La Collapsologie, c’est quoi?

collapsologie

Aujourd’hui, j’ai décidé de vous parler de Collapsologie. Un concept, un mot très récent, que certains semblent avoir complètement adopté, se nommant même volontiers de ‘collapso’. Tandis que d’autres n’ont jamais entendu ce terme. C’est exactement pour cette raison, en constatant cette problématique à communiquer, débattre, échanger entre humains, que j’ai eu envie de défricher ce concept. Alors je suis désolée si vous êtes très renseigné sur le sujet, je risque de ne pas vous apprendre grand chose. Cependant, je remarque que même mon correcteur d’orthographe ne connait pas ‘collapsologie’, donc je suppose que mon propos n’est pas complètement vain.

Définition

La collapsologie est une forme de « philosophie de l’histoire »: une façon de penser notre humanité et son avenir. C’est la théorie scientifique de l’effondrement de notre propre civilisation. La collapsologie se revendique d’une approche pluridisciplinaire, à la fois écologique, économique, anthropologique, sociologique, philosophique, biologique, politique, démographique… Ce mot a été inventé par Pablo Servigne et Raphael Stevens dans son ouvrage de 2015 ‘Comment tout peut s’effondrer. Petit manuel de collapsologie à l’usage des générations présentes’.

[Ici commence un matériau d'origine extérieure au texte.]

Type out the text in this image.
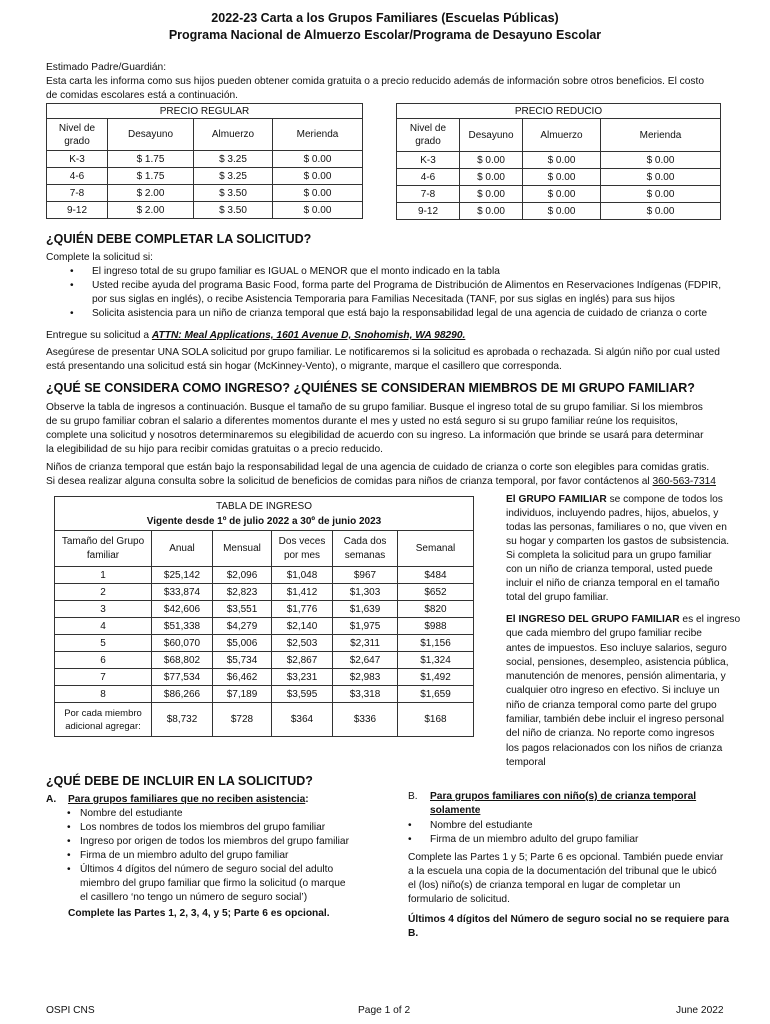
2022-23 Carta a los Grupos Familiares (Escuelas Públicas)
Programa Nacional de Almuerzo Escolar/Programa de Desayuno Escolar

Estimado Padre/Guardián:

Esta carta les informa como sus hijos pueden obtener comida gratuita o a precio reducido además de información sobre otros beneficios. El costo

de comidas escolares está a continuación.

PRECIO REGULAR			
Nivel de grado	Desayuno	Almuerzo	Merienda
K-3	$ 1.75	$ 3.25	$ 0.00
4-6	$ 1.75	$ 3.25	$ 0.00
7-8	$ 2.00	$ 3.50	$ 0.00
9-12	$ 2.00	$ 3.50	$ 0.00
PRECIO REDUCIO			
Nivel de grado	Desayuno	Almuerzo	Merienda
K-3	$ 0.00	$ 0.00	$ 0.00
4-6	$ 0.00	$ 0.00	$ 0.00
7-8	$ 0.00	$ 0.00	$ 0.00
9-12	$ 0.00	$ 0.00	$ 0.00

¿QUIÉN DEBE COMPLETAR LA SOLICITUD?

Complete la solicitud si:

• El ingreso total de su grupo familiar es IGUAL o MENOR que el monto indicado en la tabla
• Usted recibe ayuda del programa Basic Food, forma parte del Programa de Distribución de Alimentos en Reservaciones Indígenas (FDPIR,
por sus siglas en inglés), o recibe Asistencia Temporaria para Familias Necesitada (TANF, por sus siglas en inglés) para sus hijos
• Solicita asistencia para un niño de crianza temporal que está bajo la responsabilidad legal de una agencia de cuidado de crianza o corte

Entregue su solicitud a ATTN: Meal Applications, 1601 Avenue D, Snohomish, WA 98290.

Asegúrese de presentar UNA SOLA solicitud por grupo familiar. Le notificaremos si la solicitud es aprobada o rechazada. Si algún niño por cual usted

está presentando una solicitud está sin hogar (McKinney-Vento), o migrante, marque el casillero que corresponda.

¿QUÉ SE CONSIDERA COMO INGRESO? ¿QUIÉNES SE CONSIDERAN MIEMBROS DE MI GRUPO FAMILIAR?

Observe la tabla de ingresos a continuación. Busque el tamaño de su grupo familiar. Busque el ingreso total de su grupo familiar. Si los miembros

de su grupo familiar cobran el salario a diferentes momentos durante el mes y usted no está seguro si su grupo familiar reúne los requisitos,

complete una solicitud y nosotros determinaremos su elegibilidad de acuerdo con su ingreso. La información que brinde se usará para determinar

la elegibilidad de su hijo para recibir comidas gratuitas o a precio reducido.

Niños de crianza temporal que están bajo la responsabilidad legal de una agencia de cuidado de crianza o corte son elegibles para comidas gratis.

Si desea realizar alguna consulta sobre la solicitud de beneficios de comidas para niños de crianza temporal, por favor contáctenos al 360-563-7314

TABLA DE INGRESO
Vigente desde 1º de julio 2022 a 30º de junio 2023					

Tamaño del Grupo familiar	Anual	Mensual	Dos veces por mes	Cada dos semanas	Semanal
1	$25,142	$2,096	$1,048	$967	$484
2	$33,874	$2,823	$1,412	$1,303	$652
3	$42,606	$3,551	$1,776	$1,639	$820
4	$51,338	$4,279	$2,140	$1,975	$988
5	$60,070	$5,006	$2,503	$2,311	$1,156
6	$68,802	$5,734	$2,867	$2,647	$1,324
7	$77,534	$6,462	$3,231	$2,983	$1,492
8	$86,266	$7,189	$3,595	$3,318	$1,659
Por cada miembro adicional agregar:	$8,732	$728	$364	$336	$168
El GRUPO FAMILIAR se compone de todos los
individuos, incluyendo padres, hijos, abuelos, y
todas las personas, familiares o no, que viven en
su hogar y comparten los gastos de subsistencia.
Si completa la solicitud para un grupo familiar
con un niño de crianza temporal, usted puede
incluir el niño de crianza temporal en el tamaño
total del grupo familiar.
El INGRESO DEL GRUPO FAMILIAR es el ingreso
que cada miembro del grupo familiar recibe
antes de impuestos. Eso incluye salarios, seguro
social, pensiones, desempleo, asistencia pública,
manutención de menores, pensión alimentaria, y
cualquier otro ingreso en efectivo. Si incluye un
niño de crianza temporal como parte del grupo
familiar, también debe incluir el ingreso personal
del niño de crianza. No reporte como ingresos
los pagos relacionados con los niños de crianza
temporal

¿QUÉ DEBE DE INCLUIR EN LA SOLICITUD?

A. Para grupos familiares que no reciben asistencia:
• Nombre del estudiante
• Los nombres de todos los miembros del grupo familiar
• Ingreso por origen de todos los miembros del grupo familiar
• Firma de un miembro adulto del grupo familiar
• Últimos 4 dígitos del número de seguro social del adulto
miembro del grupo familiar que firmo la solicitud (o marque
el casillero ‘no tengo un número de seguro social’)

Complete las Partes 1, 2, 3, 4, y 5; Parte 6 es opcional.

B. Para grupos familiares con niño(s) de crianza temporal
solamente
• Nombre del estudiante
• Firma de un miembro adulto del grupo familiar
Complete las Partes 1 y 5; Parte 6 es opcional. También puede enviar
a la escuela una copia de la documentación del tribunal que le ubicó
el (los) niño(s) de crianza temporal en lugar de completar un
formulario de solicitud.
Últimos 4 dígitos del Número de seguro social no se requiere para
B.

OSPI CNS	Page 1 of 2	June 2022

Il s’agit donc de penser notre civilisation occidentale, croissante, abondante, inégalitaire comme une civilisation sur le point de s’éteindre. La perspective est un effondrement inévitable: une fin du monde, ou la fin d’un monde.

Pourquoi et comment penser l’effondrement?

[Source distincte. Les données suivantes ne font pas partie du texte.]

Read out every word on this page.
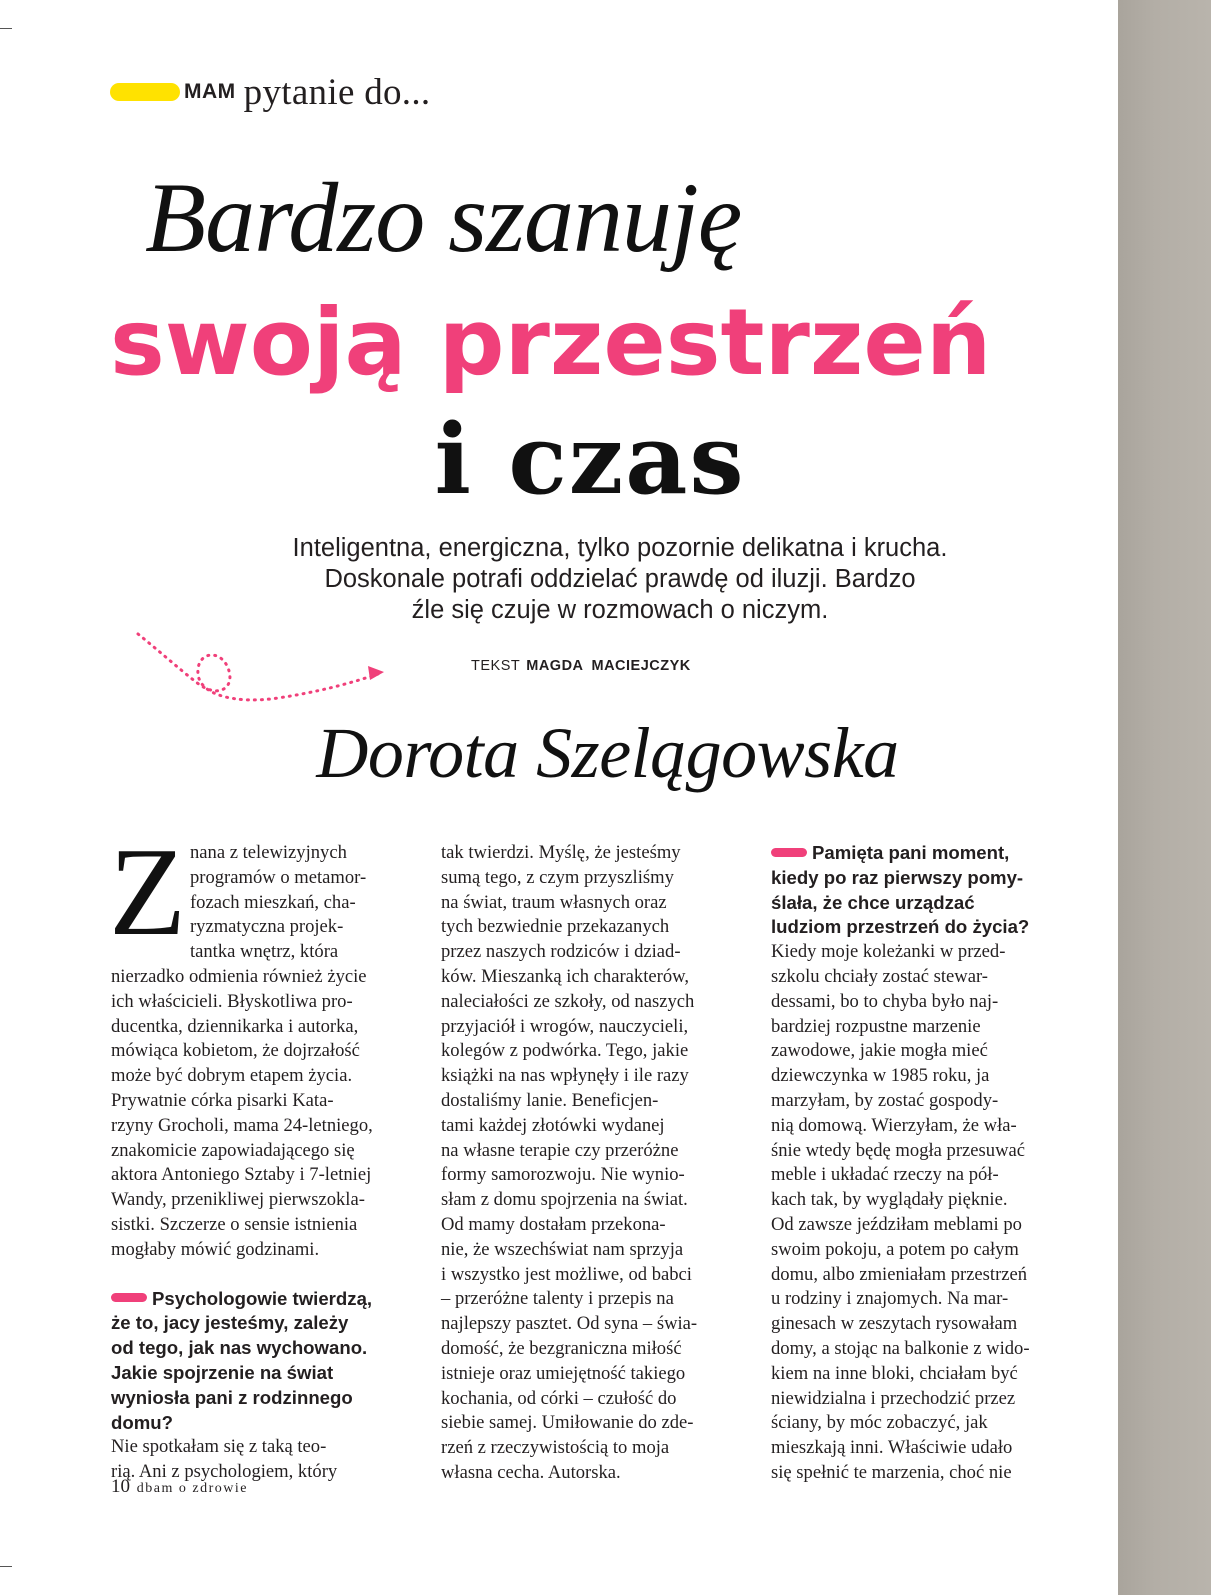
MAM pytanie do...
Bardzo szanuję
swoją przestrzeń
i czas
Inteligentna, energiczna, tylko pozornie delikatna i krucha.
Doskonale potrafi oddzielać prawdę od iluzji. Bardzo
źle się czuje w rozmowach o niczym.
TEKST MAGDA MACIEJCZYK
Dorota Szelągowska
Z nana z telewizyjnych
programów o metamor-
fozach mieszkań, cha-
ryzmatyczna projek-
tantka wnętrz, która
nierzadko odmienia również życie
ich właścicieli. Błyskotliwa pro-
ducentka, dziennikarka i autorka,
mówiąca kobietom, że dojrzałość
może być dobrym etapem życia.
Prywatnie córka pisarki Kata-
rzyny Grocholi, mama 24-letniego,
znakomicie zapowiadającego się
aktora Antoniego Sztaby i 7-letniej
Wandy, przenikliwej pierwszokla-
sistki. Szczerze o sensie istnienia
mogłaby mówić godzinami.
Psychologowie twierdzą,
że to, jacy jesteśmy, zależy
od tego, jak nas wychowano.
Jakie spojrzenie na świat
wyniosła pani z rodzinnego
domu?
Nie spotkałam się z taką teo-
rią. Ani z psychologiem, który
tak twierdzi. Myślę, że jesteśmy
sumą tego, z czym przyszliśmy
na świat, traum własnych oraz
tych bezwiednie przekazanych
przez naszych rodziców i dziad-
ków. Mieszanką ich charakterów,
naleciałości ze szkoły, od naszych
przyjaciół i wrogów, nauczycieli,
kolegów z podwórka. Tego, jakie
książki na nas wpłynęły i ile razy
dostaliśmy lanie. Beneficjen-
tami każdej złotówki wydanej
na własne terapie czy przeróżne
formy samorozwoju. Nie wynio-
słam z domu spojrzenia na świat.
Od mamy dostałam przekona-
nie, że wszechświat nam sprzyja
i wszystko jest możliwe, od babci
– przeróżne talenty i przepis na
najlepszy pasztet. Od syna – świa-
domość, że bezgraniczna miłość
istnieje oraz umiejętność takiego
kochania, od córki – czułość do
siebie samej. Umiłowanie do zde-
rzeń z rzeczywistością to moja
własna cecha. Autorska.
Pamięta pani moment,
kiedy po raz pierwszy pomy-
ślała, że chce urządzać
ludziom przestrzeń do życia?
Kiedy moje koleżanki w przed-
szkolu chciały zostać stewar-
dessami, bo to chyba było naj-
bardziej rozpustne marzenie
zawodowe, jakie mogła mieć
dziewczynka w 1985 roku, ja
marzyłam, by zostać gospody-
nią domową. Wierzyłam, że wła-
śnie wtedy będę mogła przesuwać
meble i układać rzeczy na pół-
kach tak, by wyglądały pięknie.
Od zawsze jeździłam meblami po
swoim pokoju, a potem po całym
domu, albo zmieniałam przestrzeń
u rodziny i znajomych. Na mar-
ginesach w zeszytach rysowałam
domy, a stojąc na balkonie z wido-
kiem na inne bloki, chciałam być
niewidzialna i przechodzić przez
ściany, by móc zobaczyć, jak
mieszkają inni. Właściwie udało
się spełnić te marzenia, choć nie
10 dbam o zdrowie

C’est l’observation de tous nos systèmes et environnements qui sont objectivement défaillants qui pousse à projeter une chute. C’est l’analyse pluridisciplinaire de l’Anthropocène. Ah ben d’ailleurs, pareil, Anthropocène, mot qu’on entend (ou pas) sans le définir. L’anthropocène est aussi appelé « ère des humains ». Cela désigne une époque géologique qui aurait débuté à la révolution industrielle, jusqu’à nos jours, période durant laquelle l’influence de l’être humain sur la biosphère a atteint un tel niveau qu’elle est devenue une « force géologique ». En gros, ce moment de l’histoire où l’activité humaine a impacté son environnement de façon exponentielle, dans une mesure jamais connue, avec des impacts irréversibles.

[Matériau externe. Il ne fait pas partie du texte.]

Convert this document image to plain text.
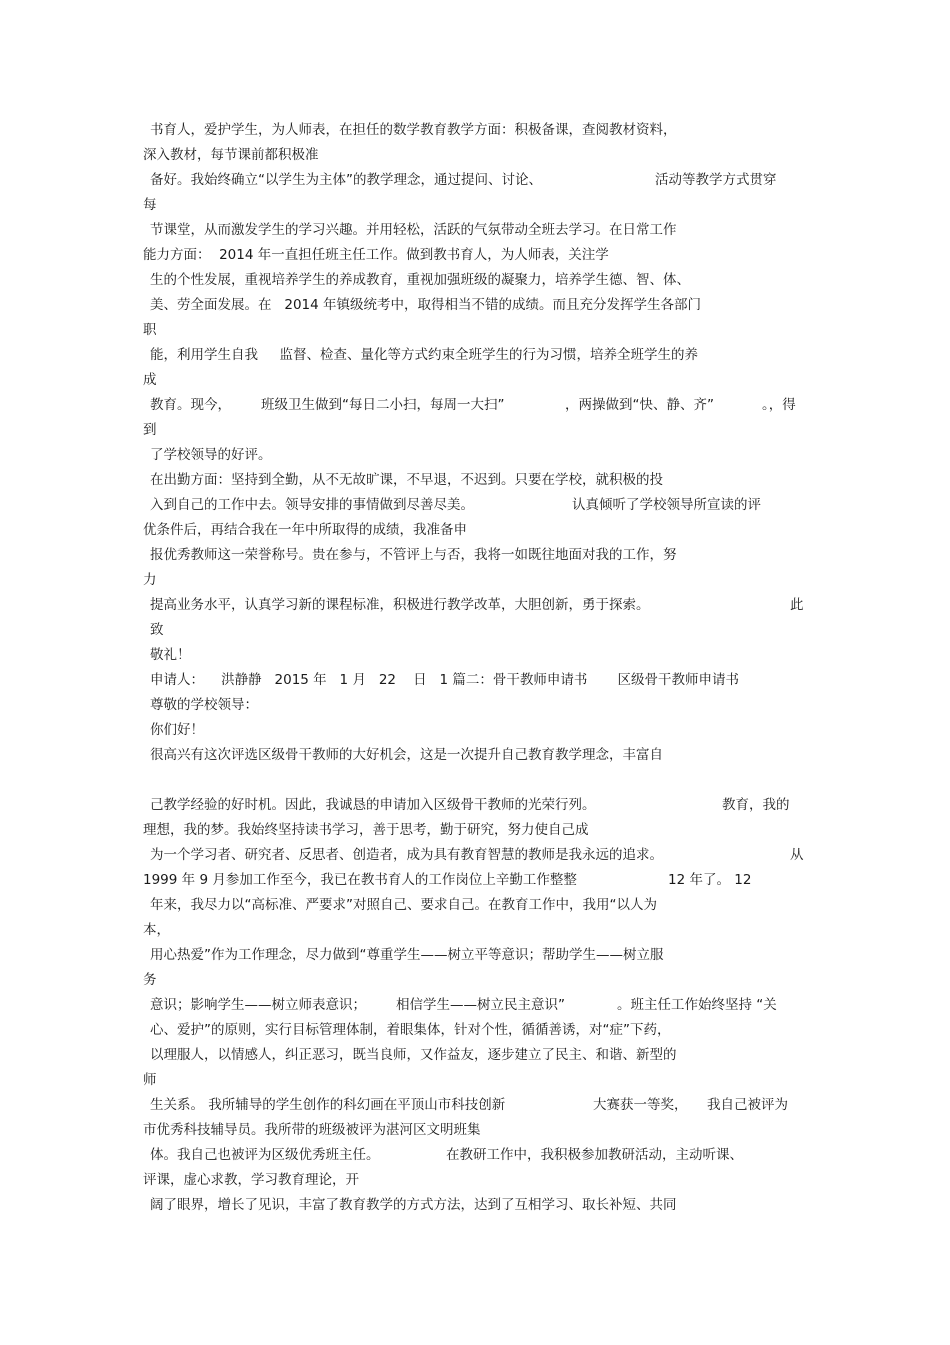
书育人，爱护学生，为人师表，在担任的数学教育教学方面：积极备课，查阅教材资料，
深入教材，每节课前都积极准
备好。我始终确立“以学生为主体”的教学理念，通过提问、讨论、	活动等教学方式贯穿
每
节课堂，从而激发学生的学习兴趣。并用轻松，活跃的气氛带动全班去学习。在日常工作
能力方面：  2014 年一直担任班主任工作。做到教书育人，为人师表，关注学
生的个性发展，重视培养学生的养成教育，重视加强班级的凝聚力，培养学生德、智、体、
美、劳全面发展。在   2014 年镇级统考中，取得相当不错的成绩。而且充分发挥学生各部门
职
能，利用学生自我     监督、检查、量化等方式约束全班学生的行为习惯，培养全班学生的养
成
教育。现今，       班级卫生做到“每日二小扫，每周一大扫”	，两操做到“快、静、齐”	。，得
到
了学校领导的好评。
在出勤方面：坚持到全勤，从不无故旷课，不早退，不迟到。只要在学校，就积极的投
入到自己的工作中去。领导安排的事情做到尽善尽美。	认真倾听了学校领导所宣读的评
优条件后，再结合我在一年中所取得的成绩，我准备申
报优秀教师这一荣誉称号。贵在参与，不管评上与否，我将一如既往地面对我的工作，努
力
提高业务水平，认真学习新的课程标准，积极进行教学改革，大胆创新，勇于探索。	此
致
敬礼！
申请人：    洪静静   2015 年   1 月   22    日   1 篇二：骨干教师申请书       区级骨干教师申请书
尊敬的学校领导：
你们好！
很高兴有这次评选区级骨干教师的大好机会，这是一次提升自己教育教学理念，丰富自
己教学经验的好时机。因此，我诚恳的申请加入区级骨干教师的光荣行列。	教育，我的
理想，我的梦。我始终坚持读书学习，善于思考，勤于研究，努力使自己成
为一个学习者、研究者、反思者、创造者，成为具有教育智慧的教师是我永远的追求。	从
1999 年 9 月参加工作至今，我已在教书育人的工作岗位上辛勤工作整整	12 年了。 12
年来，我尽力以“高标准、严要求”对照自己、要求自己。在教育工作中，我用“以人为
本，
用心热爱”作为工作理念，尽力做到“尊重学生——树立平等意识；帮助学生——树立服
务
意识；影响学生——树立师表意识；       相信学生——树立民主意识”	。班主任工作始终坚持 “关
心、爱护”的原则，实行目标管理体制，着眼集体，针对个性，循循善诱，对“症”下药，
以理服人，以情感人，纠正恶习，既当良师，又作益友，逐步建立了民主、和谐、新型的
师
生关系。 我所辅导的学生创作的科幻画在平顶山市科技创新	大赛获一等奖， 我自己被评为
市优秀科技辅导员。我所带的班级被评为湛河区文明班集
体。我自己也被评为区级优秀班主任。	在教研工作中，我积极参加教研活动，主动听课、
评课，虚心求教，学习教育理论，开
阔了眼界，增长了见识，丰富了教育教学的方式方法，达到了互相学习、取长补短、共同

Cet théorie de l’effondrement ne s’appuie pas uniquement sur des données scientifiques, mais aussi sur des estimations, des projections et des intuitions. C’est pourquoi la collapsologie est parfois accusée de ne pas être une véritable science, mais plutôt un mouvement de pensée.

Cependant, ce mouvement de pensée s’appuie sur des relevés factuels, tel que le réchauffement climatique, l’extinction des espèces, l’appauvrissement de la biodiversité etc. Et contrairement à ce qu’on imagine au premier abord, ce n’est pas un relevé uniquement écologique. Au contraire c’est un concept qui englobe toutes les défaillances de nos systèmes, qu’ils soient économiques, sociaux ou autre, pour conclure à une incapacité d’amélioration compte tenu de tous les mécanismes imbriqués les uns dans les autres qui forme un mouvement global de destruction.

C’est donc une pensée très différente de celle de la »crise » dont on peut sortir, c’est une pensée de la fin.

collapsologie

A quoi la collapsologie s’oppose?

Personnellement c’est une intuition que j’ai depuis tellement longtemps, que nous civilisation ne pourra pas croitre à l’infini, que j’ai toujours nourri en moi l’idée de la fin, sans vraiment la conceptualiser d’ailleurs. A tel point que je me demandais bien quelle autre alternative était possible.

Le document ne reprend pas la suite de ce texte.